The way Darkfall ended was that players would remain subscribed and would log on for sieges or massive events but would not come daily to “live” in the world. This caused a vicious circle of inactivity leading to the downfall of the game.
As MMOs are mostly social experiences, a game that does not give individual players a reason to log in daily cannot strive. A clan or a faction requires a critical mass in order to have a snowball effect of game interactions.
If you’re not online, how can you meet with that recruiter? How can you be there when you are called to defend against an enemy raid? Or when someone offers a boat ride to adventures?
A motivation for a lot of the changes we’ll be working on is to give individuals a reason to be online and have selfish ways for them to need other players.
An MMO should be on your mind everyday, at work, in transport, while speaking to your loved ones, in those minutes before sleep and especially when wondering what to do with your free time.
The power gap and player progression
The second point we want to work on is the power gap.
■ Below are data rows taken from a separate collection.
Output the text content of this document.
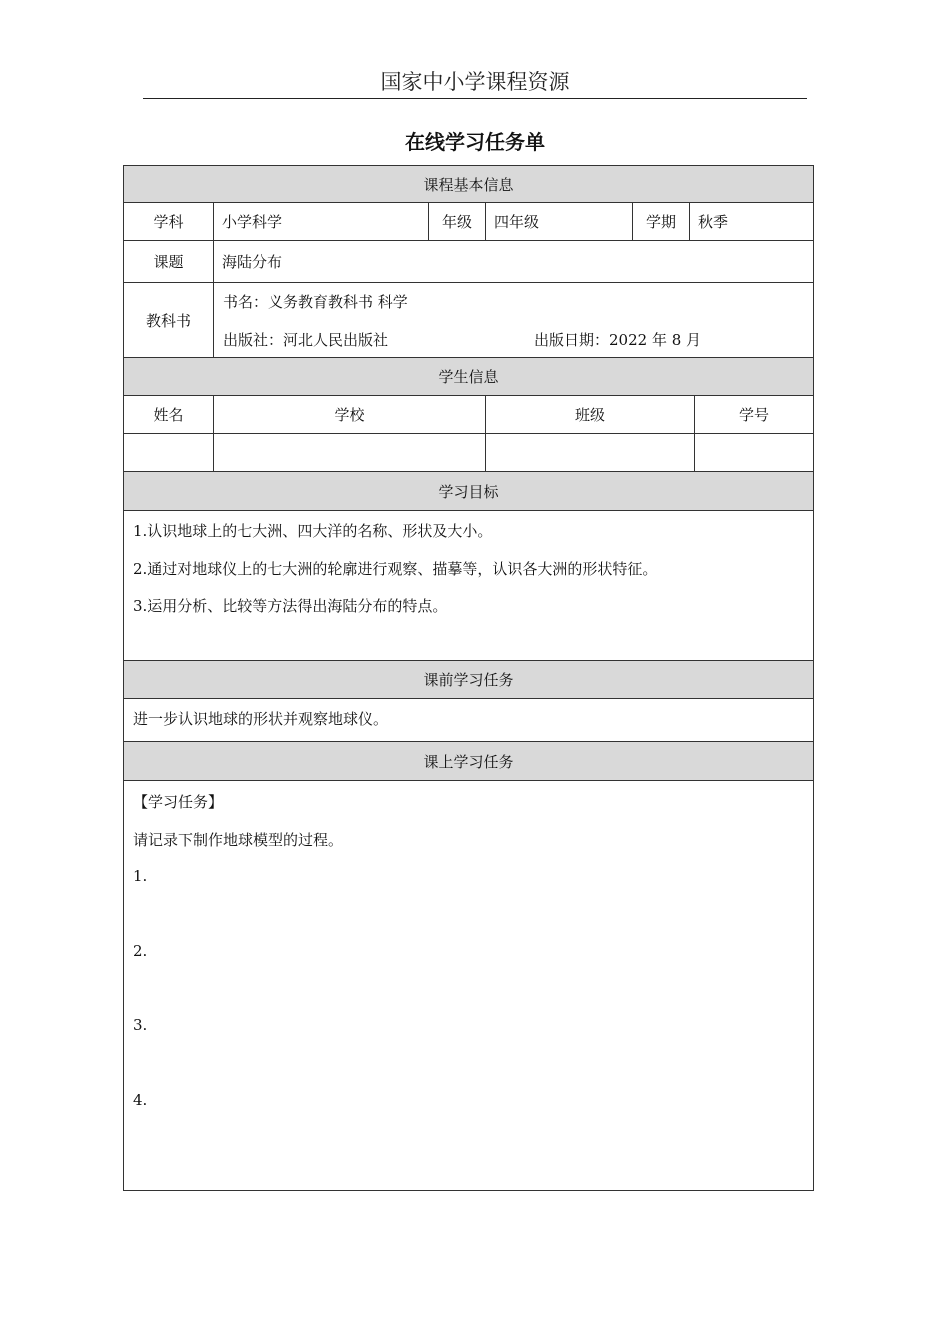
国家中小学课程资源
在线学习任务单
课程基本信息
学科	小学科学	年级	四年级	学期	秋季
课题	海陆分布
教科书
书名：义务教育教科书 科学
出版社：河北人民出版社	出版日期：2022 年 8 月
学生信息
姓名	学校	班级	学号
学习目标
1.认识地球上的七大洲、四大洋的名称、形状及大小。
2.通过对地球仪上的七大洲的轮廓进行观察、描摹等，认识各大洲的形状特征。
3.运用分析、比较等方法得出海陆分布的特点。
课前学习任务
进一步认识地球的形状并观察地球仪。
课上学习任务
【学习任务】
请记录下制作地球模型的过程。
1.
2.
3.
4.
It was certainly one of the most popular subject of discussion back in the days.
We believe that the way it was addressed then was a mistake as it removed gameplay rather than making it more interesting. It also cut down the long term appeal of the game which in turns reduced the daily activity for the game. We will be using a three pronged attack to tackle this issue.
First we’ll properly reduce the actual power gap. We want a maxed out character to feel stronger than a newer character but not overwhelmingly so. We also want to add drawbacks to being powerful or using powerful gear.
We assume that as a player increases in character strength, he also increases in player skill. We want to make veteran players lives more interesting by adding risk vs reward calculation and more decision making in their play sessions. An example of that approach that you’re already familiar with is gear effectiveness increasing linearly while gear costs increase exponentially.
Secondly, we’ll work hard to make PvE, and the overall progression, actually fun.
This goes along with wanting to have more daily activities. If players have the choice of multiple alternatives leading to the same end, then there are more chances for them to find a way they enjoy. Or simply to see variety.
And finally, Darkfall’s progression offered no actual choices. You had to raise everything at the same time in order to be viable. We want to add long term strategic choices for players when creating a character. At the core, Darkfall was amazing for its freedom, and that is not something we intend to damage, but we want to offer alternative routes for more specialized roles that reach max effectiveness earlier.
The lack of positive player interactions
We could also have called this “no sense of community” or no “feeling part of a world” so much that this flaw was abstract in its cause yet so very concrete in its symptoms.
An example is how the only choice was to always attack or flee whenever meeting something that moves. That culture is what pushed away many of the “virtual world” players and ended up harming the game more than it helped it.
We want to enable players to still play by those rules if they so wish, no safe zones here, but we want to give strong incentives to have positive interaction with other players.
This means more occasion where players become natural allies rather than enemies in competition.
We want players to be happy to see other players, even strangers. We want “bandits” to be legendary and feared by the masses. We want “wolves” and “sheep”.